Most political parties in Malaysia are still race-based; UMNO, MCA, MIC, PBB (Sarawak bumiputra-based party), UPKO (Kadazan-based party) just to name a few. The Indian community, despite being one of the smallest minorities in Malaysia, have the biggest number of political parties said to be representing them. The oldest being the MIC. The rest are IPF, PPP (Indian-based multiracial party), Human Rights Party, Makkal Sakhti Party, MIUP (Nallakarupan's), KIMMA (Indian Muslim) and Parti Punjabi Malaysia. Not sure if I missed any.

In spite of this 'Malaysia-has-no-ideology' debate, it is interesting and surprising to see the growing number of leftist or socialist-based parties in Malaysia since Merdeka. It begs the question, if Malaysia has no ideology, why then do we have so many ideology based, particularly left leaning socialist parties?

Historically, the Communist Party of Malaya (CPM), formed in 1930, is the oldest political party in Malaya. In 1940s, the AMCJA-Putera coalition consisting of Malay leftist and Chinese left-leaning parties formed the biggest challenge to Dato' Onn's UMNO before they were banned by the British in 1948. In the 50s and 60s, the socialist political movement were led by the Malay-based Partai Rakyat and the Chinese-based Labour Party, which together formed the Socialist Front (SF).

Another left-leaning party, a Chinese-based DAP, an off-shoot of Lee Kuan Yew's PAP was formed in the mid 60s. Unlike the SF, DAP's ideology is democratic socialism. In spite of the ideology, DAP is more popular for being perceived as a Chinese Chauvinist party that advocated narrow chauvinistic values.

In the 1990s, after the collapse of the Soviet socialist regime, the fall of Berlin wall and the reunification of West and East Germany, many especially in the Western democratic states happily pronounced the death of socialism. But in Malaysia the decade saw the birth of another socialist party, Parti Sosialis Malaysia (PSM), led by former PRM leader, Dr Nasir Hashim, now an elected State Assemblyman in Selangor.

The only thing that differs PRM and PSM is probably in the nature of their membership. While PRM appears to be more multiracial in its outlook, PSM draws its support mainly from the rural ethnic Indian community, despite having a Malay as its Chairman.

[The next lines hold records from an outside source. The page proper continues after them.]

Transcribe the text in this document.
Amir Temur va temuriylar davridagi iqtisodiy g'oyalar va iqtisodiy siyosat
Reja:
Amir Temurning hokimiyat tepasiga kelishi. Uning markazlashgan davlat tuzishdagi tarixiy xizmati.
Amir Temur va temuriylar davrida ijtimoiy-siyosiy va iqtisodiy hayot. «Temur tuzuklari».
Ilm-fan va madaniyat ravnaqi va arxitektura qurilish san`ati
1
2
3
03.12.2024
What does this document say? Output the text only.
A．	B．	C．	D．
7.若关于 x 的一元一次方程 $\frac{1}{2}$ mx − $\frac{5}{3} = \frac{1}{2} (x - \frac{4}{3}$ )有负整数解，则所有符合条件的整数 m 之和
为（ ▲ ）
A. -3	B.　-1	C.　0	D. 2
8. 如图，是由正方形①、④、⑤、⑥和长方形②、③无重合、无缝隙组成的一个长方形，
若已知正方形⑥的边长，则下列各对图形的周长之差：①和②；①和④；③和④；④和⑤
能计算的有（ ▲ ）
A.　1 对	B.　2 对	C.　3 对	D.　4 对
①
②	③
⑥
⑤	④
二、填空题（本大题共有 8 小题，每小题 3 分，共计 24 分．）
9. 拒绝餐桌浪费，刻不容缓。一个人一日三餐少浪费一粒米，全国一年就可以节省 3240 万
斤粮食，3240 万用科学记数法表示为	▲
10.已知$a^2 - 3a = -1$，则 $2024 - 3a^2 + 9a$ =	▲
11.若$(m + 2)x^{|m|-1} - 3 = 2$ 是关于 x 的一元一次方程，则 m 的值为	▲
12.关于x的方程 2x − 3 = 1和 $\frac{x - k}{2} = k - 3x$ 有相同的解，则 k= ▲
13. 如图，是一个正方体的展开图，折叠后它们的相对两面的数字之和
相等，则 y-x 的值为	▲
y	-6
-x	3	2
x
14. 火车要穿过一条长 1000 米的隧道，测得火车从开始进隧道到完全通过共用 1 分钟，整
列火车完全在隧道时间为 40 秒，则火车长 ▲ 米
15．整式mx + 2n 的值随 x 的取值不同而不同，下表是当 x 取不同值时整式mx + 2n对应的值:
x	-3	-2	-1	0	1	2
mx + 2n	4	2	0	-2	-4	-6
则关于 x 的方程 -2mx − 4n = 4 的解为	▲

Although PRM was supposed to have been disbanded, like the old Labour Party or Boestamam's short-lived Parti Marhain or Ku Li's Semangat 46, after the PKN (Keadilan)-PRM merger, The funny fact is that PRM is still around. It is like seeing the re-birth of Bank Bumiputra (BB) even though BB has merged with Bank Of Commerce to become Bumiputra Commerce Bank (today CIMB).

Moving forward, what would be, or should be our national political ideology? Would things change drastically if the opposition wins the 14th General Election in 2016? (BN to win the 13th GE).

Looking at the way things are going today and the nature of competitive politics today, I dread to think that we may be possibly plunged into an era of greater populism in future, at the expense of our national interest and our nation's long term growth.

If I may sum up in one sentence on the ideological shift from the 1970s to today, it would be the shift from pragmatism to populism.


Anonymous said…
Any ideology you mentioned is not entirely free from criticism. Socialist parties failed in Malaysia because their support base has always been the lower classes. Middle class Malaysians have no real representation in leftist circles and are psychologically excluded from voting socialist candidates. Exclusive representation is seen as communal as the outright race based parties.